A cost-based optimizer also needs a way to handle the combinatorial explosion of possible plans. For MongoDB, maybe they can be exhaustive or use a simple strategy. But for a SQL DBMS, the search space is way too huge, and you need a way to navigate it intelligently.

This "try the plan out" idea has come up many times, and it's a reasonable idea, but it's nothing new and not a complete solution. You need a way to evaluate whether a plan has a reasonable chance of being the best one before the whole plan is even constructed, much less executed.

Combinatorial explosion is also one of the reasons that humans generally aren't great at coming up with non-trivial plans, either.

A good optimizer is a combination of many good ideas; so I don't mean to be discouraging, just that one idea is not the full story.

If you are worried about the risk of a changing plan, you are between a rock and a hard place. If you lock the plan down (or hard-code it in the application), and the data characteristics change, that could be disastrous. If you don't lock it down, that's a leap of faith that the optimizer will adapt gracefully.

hendzen · on May 17, 2013

I understand the issues you've brought up in your post as well as the traditional methods of pruning the search space of query plans through using left-deep join trees and histograms for calculating selectivity.

My top-level point was that there is no way humans will come up with the optimal query plan by hand, and like you said even if they do - the data will change.

As an aside, the reason Mongo can use such a simple but effective strategy is because it doesn't support joins, which makes calculating the optimal plan much, much easier. RethinkDB does, however, and as such, a CBO is that much more important.

btilly · on May 17, 2013

I am not disputing the value of a cost based optimizer.
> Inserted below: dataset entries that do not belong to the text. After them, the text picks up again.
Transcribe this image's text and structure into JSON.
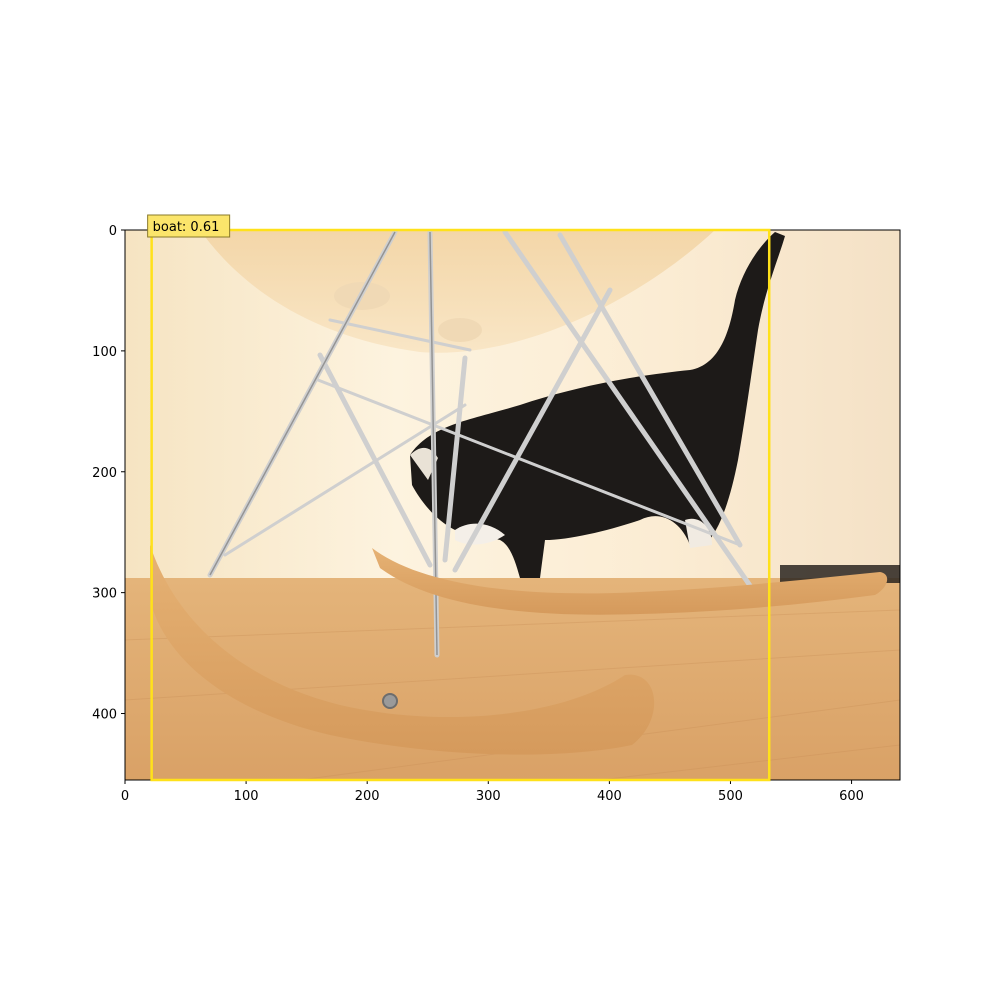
{
  "axes": {
    "x_range": [
      0,
      640
    ],
    "y_range": [
      0,
      455
    ],
    "y_inverted": true,
    "x_ticks": [
      {
        "value": 0,
        "label": "0"
      },
      {
        "value": 100,
        "label": "100"
      },
      {
        "value": 200,
        "label": "200"
      },
      {
        "value": 300,
        "label": "300"
      },
      {
        "value": 400,
        "label": "400"
      },
      {
        "value": 500,
        "label": "500"
      },
      {
        "value": 600,
        "label": "600"
      }
    ],
    "y_ticks": [
      {
        "value": 0,
        "label": "0"
      },
      {
        "value": 100,
        "label": "100"
      },
      {
        "value": 200,
        "label": "200"
      },
      {
        "value": 300,
        "label": "300"
      },
      {
        "value": 400,
        "label": "400"
      }
    ]
  },
  "detections": [
    {
      "label": "boat: 0.61",
      "x_min": 22,
      "x_max": 532,
      "y_min": 0,
      "y_max": 455
    }
  ],
  "colors": {
    "box": "#ffe11a",
    "label_bg": "#fbe56b",
    "label_border": "#8a7a2a"
  }
}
I'm just pointing out that if you have an existing plan that seems to be currently working the default should be to not just switch it up without testing that your switch didn't hurt anything. Instead you need to use care.

btilly · on May 16, 2013

The ironies are indeed rich. Thanks for that!
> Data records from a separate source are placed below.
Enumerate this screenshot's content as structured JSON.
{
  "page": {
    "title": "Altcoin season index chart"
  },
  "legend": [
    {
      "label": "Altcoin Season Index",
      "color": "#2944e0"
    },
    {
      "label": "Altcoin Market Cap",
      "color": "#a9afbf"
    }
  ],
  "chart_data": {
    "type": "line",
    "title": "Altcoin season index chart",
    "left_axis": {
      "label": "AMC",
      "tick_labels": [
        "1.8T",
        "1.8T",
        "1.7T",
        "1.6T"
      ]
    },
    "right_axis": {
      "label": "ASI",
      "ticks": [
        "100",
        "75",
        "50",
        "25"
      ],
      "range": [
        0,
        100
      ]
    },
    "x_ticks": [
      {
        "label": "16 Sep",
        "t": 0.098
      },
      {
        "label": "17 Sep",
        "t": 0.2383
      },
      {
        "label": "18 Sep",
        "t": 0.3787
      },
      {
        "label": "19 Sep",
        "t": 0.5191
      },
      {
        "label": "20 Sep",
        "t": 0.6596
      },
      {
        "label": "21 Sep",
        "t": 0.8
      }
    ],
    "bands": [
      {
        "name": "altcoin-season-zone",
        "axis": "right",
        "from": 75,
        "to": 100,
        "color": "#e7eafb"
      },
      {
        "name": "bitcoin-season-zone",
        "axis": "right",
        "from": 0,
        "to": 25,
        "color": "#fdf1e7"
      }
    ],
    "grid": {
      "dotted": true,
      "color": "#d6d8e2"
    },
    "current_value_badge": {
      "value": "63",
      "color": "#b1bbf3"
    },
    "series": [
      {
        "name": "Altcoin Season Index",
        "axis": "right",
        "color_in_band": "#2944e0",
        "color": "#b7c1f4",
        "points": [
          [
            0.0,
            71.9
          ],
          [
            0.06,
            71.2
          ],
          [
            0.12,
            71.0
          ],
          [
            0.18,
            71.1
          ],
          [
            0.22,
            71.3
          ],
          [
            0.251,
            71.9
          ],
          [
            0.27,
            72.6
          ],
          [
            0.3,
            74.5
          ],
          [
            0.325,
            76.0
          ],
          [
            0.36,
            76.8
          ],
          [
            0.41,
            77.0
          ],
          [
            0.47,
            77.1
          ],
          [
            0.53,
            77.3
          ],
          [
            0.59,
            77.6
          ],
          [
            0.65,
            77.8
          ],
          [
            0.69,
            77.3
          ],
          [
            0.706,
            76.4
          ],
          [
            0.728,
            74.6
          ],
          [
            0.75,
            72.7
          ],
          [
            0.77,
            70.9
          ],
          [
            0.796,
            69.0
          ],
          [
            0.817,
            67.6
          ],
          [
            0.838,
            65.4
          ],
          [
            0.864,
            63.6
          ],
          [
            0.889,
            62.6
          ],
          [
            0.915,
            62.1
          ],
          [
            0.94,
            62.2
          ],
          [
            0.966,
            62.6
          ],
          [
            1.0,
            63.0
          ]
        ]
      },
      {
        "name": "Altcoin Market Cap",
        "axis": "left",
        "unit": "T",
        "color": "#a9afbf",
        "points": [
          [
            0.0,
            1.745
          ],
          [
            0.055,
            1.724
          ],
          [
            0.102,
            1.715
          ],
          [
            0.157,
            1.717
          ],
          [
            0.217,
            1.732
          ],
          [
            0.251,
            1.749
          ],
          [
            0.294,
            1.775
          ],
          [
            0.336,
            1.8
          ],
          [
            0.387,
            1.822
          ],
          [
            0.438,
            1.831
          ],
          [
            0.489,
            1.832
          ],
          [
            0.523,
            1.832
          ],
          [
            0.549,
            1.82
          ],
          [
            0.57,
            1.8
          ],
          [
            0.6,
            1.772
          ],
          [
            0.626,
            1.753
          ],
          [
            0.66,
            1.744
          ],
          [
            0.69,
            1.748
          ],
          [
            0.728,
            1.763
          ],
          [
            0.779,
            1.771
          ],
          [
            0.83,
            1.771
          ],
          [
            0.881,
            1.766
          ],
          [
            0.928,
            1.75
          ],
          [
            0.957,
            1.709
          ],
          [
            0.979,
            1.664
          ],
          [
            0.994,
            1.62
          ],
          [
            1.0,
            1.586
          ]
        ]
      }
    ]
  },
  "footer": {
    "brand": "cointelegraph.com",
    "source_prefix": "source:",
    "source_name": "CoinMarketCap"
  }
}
AlisdairO · on May 16, 2013

You can accomplish something pretty similar to this with oracle plan management: http://docs.oracle.com/cd/B28359_01/server.111/b28274/optpla... . You can set this up to pin plans, but let you know when it thinks it has a better plan to try out.

btilly · on May 16, 2013

Yup. This kind of complexity they have been forced into because the simple general solution that they think should work and which does the vast majority of the time also routinely causes pants on fire emergencies.

pkolaczk · on May 17, 2013

DB/2 does that for ages.

sergei · on May 16, 2013

I frequently see apps with thousands of distinct query signatures. Having a developer manually chose indexes, join ordering, aggregation method, (just to name a few) for every single query, and then select multiple plans because input parameters absolutely do result in scenario where plans can be 10,000x off in performance -- well, that's just untenable.
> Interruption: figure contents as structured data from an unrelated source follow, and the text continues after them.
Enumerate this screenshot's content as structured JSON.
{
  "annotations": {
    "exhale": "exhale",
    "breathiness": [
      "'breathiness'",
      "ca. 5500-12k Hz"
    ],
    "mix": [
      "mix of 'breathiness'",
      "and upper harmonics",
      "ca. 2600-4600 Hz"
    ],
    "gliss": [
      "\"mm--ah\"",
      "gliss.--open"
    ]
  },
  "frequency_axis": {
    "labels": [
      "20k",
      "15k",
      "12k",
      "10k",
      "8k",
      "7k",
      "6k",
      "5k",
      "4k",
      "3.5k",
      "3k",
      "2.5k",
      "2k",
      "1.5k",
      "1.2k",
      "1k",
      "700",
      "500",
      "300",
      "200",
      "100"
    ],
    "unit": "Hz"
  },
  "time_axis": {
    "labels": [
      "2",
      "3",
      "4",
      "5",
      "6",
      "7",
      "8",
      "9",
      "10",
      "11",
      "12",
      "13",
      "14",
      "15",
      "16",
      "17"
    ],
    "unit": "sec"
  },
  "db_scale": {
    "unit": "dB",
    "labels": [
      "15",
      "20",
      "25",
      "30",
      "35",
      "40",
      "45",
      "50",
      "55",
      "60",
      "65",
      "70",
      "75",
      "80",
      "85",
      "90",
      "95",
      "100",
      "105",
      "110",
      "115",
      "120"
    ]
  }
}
Not trying to claim that CBOs are the panacea here, but let's be realistic. Having developers manually plan every single query is not the right choice.

btilly · on May 16, 2013

There is a logical fallacy in what you've said. It absolutely is true that there are times when input parameters can be a factor of 10k in performance. It is also absolutely true that applications can have thousands of distinct query signatures.

What DOES NOT follow is that most of those distinct query signatures are very important to the application. A few are. But most are not. However volunteering to add the wrong one can take the application down.

Having developers manually plan every single query is not the right choice.

I agree. However the many applications successfully built on MySQL demonstrate that for a lot of people, crappy but consistent planning is good enough. At least then people can know where the problems are, and fix them.